Policy: Students will have two days for every day they are excused for being absent to make up their work. Assignments will be scored as incomplete “I” until the work has been turned in. If a student is absent (excused) the day assigned work is due (e.g. an essay or portfolio) the assigned work is due the day they return.  If not turned in, the grade entered will be a “0.”

Student Discipline Policies:

As honors students you are in a unique position.  As such, I expect you to act maturely.  Simply put, I do not believe in disciplinary problems with you.  Either you are a willing participant in this class as far as behavior goes or you should leave.  If my authority or guidelines are challenged from a behavioral perspective, my first response is to remove you from class and require a face to face meeting with your parents, where you will explain to them why they were required to come to the school.  All standards and school policies will be enforced.

A Few Words on Cheating & Plagiarism

Make no mistake about my views on cheating and plagiarism.  If I catch you cheating or plagiarizing on an assignment, you will be referred to the administration for disciplinary measures at the administration’s discretion, and I will schedule a conference with your parents and the counseling office.  This will happen every time I catch you.  Cheating (which plagiarism is) is defined by all of the following activities:
1.      Copying in part or whole another person’s work, words, and/or ideas and attempting to pass it off as your own.
2.      Copying in part or whole another person’s work, words, and/or ideas and neglecting to give credit to that person.
3.      Having someone complete assigned work for you.
4.      Completing assigned work for someone else.
5.      Looking at another person’s answer sheet during a test or quiz.
6.      Allowing someone to look on you test or quiz for the answers.
7.      Attempting in any way to subvert the directions given for any assignment or test.

Be warned:  I only accuse someone of cheating or plagiarism when I have irrefutable evidence, so if I make the charge, it will stick.

Be further warned:  The Common Core Standards addresses Plagiarism.

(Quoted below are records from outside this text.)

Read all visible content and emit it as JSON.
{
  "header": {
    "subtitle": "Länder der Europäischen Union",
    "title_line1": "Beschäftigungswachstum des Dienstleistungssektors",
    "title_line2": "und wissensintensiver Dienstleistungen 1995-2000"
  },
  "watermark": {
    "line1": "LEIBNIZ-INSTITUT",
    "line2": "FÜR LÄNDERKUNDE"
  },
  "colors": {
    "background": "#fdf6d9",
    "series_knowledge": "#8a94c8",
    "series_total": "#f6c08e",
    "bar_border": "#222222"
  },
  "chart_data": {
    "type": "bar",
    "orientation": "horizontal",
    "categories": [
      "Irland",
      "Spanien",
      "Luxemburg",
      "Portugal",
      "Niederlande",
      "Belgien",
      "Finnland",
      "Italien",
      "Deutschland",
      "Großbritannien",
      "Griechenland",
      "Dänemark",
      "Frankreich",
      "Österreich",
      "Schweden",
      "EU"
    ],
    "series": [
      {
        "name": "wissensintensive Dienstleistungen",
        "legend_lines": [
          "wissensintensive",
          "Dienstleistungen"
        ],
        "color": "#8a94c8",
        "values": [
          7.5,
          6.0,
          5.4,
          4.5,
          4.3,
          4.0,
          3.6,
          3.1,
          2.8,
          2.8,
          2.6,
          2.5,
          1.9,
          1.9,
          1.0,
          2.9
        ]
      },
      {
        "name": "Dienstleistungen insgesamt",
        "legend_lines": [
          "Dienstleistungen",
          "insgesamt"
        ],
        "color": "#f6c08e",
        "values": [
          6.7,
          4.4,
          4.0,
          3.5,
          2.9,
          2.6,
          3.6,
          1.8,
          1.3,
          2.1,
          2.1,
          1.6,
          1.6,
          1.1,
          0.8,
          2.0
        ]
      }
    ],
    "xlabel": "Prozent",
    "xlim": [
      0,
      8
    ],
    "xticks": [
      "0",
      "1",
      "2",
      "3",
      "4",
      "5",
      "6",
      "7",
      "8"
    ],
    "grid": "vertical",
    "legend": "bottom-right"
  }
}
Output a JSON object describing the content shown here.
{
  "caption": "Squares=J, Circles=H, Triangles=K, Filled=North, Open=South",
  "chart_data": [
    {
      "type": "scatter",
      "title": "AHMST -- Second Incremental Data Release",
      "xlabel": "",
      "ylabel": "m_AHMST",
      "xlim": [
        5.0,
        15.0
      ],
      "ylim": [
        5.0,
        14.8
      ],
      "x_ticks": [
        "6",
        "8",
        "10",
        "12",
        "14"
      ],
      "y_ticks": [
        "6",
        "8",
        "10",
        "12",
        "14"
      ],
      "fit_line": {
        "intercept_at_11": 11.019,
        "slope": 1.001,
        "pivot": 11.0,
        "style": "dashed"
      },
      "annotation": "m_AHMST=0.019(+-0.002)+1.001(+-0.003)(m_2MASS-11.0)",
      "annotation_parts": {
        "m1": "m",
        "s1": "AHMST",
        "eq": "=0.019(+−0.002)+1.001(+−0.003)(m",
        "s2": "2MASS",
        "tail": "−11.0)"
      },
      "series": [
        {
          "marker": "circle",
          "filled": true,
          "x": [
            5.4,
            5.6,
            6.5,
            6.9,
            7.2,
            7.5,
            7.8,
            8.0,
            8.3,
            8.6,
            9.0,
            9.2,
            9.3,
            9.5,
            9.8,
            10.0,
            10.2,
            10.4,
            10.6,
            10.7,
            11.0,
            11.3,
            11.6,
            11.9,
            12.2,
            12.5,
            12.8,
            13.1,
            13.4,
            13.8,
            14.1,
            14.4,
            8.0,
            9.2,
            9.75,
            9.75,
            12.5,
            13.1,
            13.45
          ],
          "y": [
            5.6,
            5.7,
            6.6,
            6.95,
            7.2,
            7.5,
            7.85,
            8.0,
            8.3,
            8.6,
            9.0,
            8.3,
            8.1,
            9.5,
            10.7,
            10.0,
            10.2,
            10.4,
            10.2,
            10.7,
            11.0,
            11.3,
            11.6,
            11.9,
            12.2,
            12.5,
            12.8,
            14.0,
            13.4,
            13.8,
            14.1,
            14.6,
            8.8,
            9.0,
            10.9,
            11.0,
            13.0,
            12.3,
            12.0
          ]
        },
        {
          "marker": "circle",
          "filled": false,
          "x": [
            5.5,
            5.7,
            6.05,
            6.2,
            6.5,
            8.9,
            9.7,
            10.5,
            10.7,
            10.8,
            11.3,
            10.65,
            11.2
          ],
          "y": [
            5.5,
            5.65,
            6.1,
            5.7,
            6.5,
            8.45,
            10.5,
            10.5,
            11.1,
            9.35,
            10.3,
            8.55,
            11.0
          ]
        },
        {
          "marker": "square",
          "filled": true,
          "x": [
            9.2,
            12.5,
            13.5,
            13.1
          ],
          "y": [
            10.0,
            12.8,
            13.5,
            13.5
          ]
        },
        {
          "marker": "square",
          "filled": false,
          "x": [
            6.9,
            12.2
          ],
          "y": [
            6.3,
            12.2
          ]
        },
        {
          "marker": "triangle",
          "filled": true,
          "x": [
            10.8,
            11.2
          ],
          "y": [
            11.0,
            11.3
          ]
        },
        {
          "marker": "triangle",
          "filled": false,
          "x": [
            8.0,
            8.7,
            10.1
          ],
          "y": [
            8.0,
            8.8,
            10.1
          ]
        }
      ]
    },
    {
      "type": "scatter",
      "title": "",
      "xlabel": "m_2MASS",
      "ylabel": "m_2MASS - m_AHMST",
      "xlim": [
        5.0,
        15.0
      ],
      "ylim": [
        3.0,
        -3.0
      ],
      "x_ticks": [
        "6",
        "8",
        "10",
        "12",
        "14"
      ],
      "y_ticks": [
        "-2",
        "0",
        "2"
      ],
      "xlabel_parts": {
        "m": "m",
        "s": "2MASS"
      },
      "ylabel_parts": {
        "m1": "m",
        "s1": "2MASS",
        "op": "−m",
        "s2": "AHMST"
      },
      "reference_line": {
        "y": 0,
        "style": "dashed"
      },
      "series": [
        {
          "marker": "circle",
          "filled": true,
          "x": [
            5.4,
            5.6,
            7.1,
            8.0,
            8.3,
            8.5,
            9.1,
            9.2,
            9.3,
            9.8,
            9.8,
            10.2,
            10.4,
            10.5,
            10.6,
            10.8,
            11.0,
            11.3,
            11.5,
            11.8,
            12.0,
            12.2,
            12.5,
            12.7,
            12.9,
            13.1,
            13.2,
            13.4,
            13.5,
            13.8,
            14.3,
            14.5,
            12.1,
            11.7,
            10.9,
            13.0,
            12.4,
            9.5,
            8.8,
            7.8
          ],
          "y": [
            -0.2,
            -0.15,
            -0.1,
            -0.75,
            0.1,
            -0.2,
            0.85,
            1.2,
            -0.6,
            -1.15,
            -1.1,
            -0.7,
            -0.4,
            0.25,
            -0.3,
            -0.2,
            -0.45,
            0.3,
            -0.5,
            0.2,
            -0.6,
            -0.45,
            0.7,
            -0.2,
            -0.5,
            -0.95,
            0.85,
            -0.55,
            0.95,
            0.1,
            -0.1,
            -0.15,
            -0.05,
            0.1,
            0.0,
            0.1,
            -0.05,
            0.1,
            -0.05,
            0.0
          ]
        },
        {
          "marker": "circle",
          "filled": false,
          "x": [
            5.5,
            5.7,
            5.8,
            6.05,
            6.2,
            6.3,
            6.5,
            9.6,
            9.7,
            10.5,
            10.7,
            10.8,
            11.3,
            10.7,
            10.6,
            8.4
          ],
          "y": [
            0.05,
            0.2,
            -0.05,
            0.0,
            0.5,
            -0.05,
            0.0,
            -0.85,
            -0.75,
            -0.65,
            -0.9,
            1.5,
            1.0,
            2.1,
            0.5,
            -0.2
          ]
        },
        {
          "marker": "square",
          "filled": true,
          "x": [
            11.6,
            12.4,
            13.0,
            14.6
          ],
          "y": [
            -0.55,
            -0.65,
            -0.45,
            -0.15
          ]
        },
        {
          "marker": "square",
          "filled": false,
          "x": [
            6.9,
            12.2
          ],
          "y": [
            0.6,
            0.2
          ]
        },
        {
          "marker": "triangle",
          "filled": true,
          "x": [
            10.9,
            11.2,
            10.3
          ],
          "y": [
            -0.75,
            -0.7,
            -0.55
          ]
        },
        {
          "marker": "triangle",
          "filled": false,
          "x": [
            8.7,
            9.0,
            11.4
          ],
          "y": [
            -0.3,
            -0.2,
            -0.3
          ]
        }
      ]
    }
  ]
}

"Gather relevant information from multiple print and digital sources, assess the credibility and accuracy of each source, and integrate the information while avoiding plagiarism."

As such, plagiarism fits squarely in the realm of something which affects your grade.  Because it is a standard for you to avoid plagiarism, you need to be aware if it has been determined you have plagiarized and assignment in my class, you will be given a "0" for that assignment.  You also need to keep in mind I am the person who determines which assignments you may re-attempt or mitigate.  I will not allow any student to mitigate a "0" grade on any assignment for which he or she cheated.

Availability for Extra Help

1.                    Please see me before school or after school.
2.                    You may request to be placed with me for guided instruction.

Students are encouraged to come see me before or after school for additional help and explanations of concepts or help in approaching summative work as the course requires.  Students should also make arrangements to come see me during guided instruction.  It is not only my job to help when a student asks for help, but it is one of the more enjoyable aspects of my work to interact with students on a one-to-one basis.  In the long run, coming to me will be helpful to you, more so than asking a classmate who might be guessing or to simply let the opportunity slide.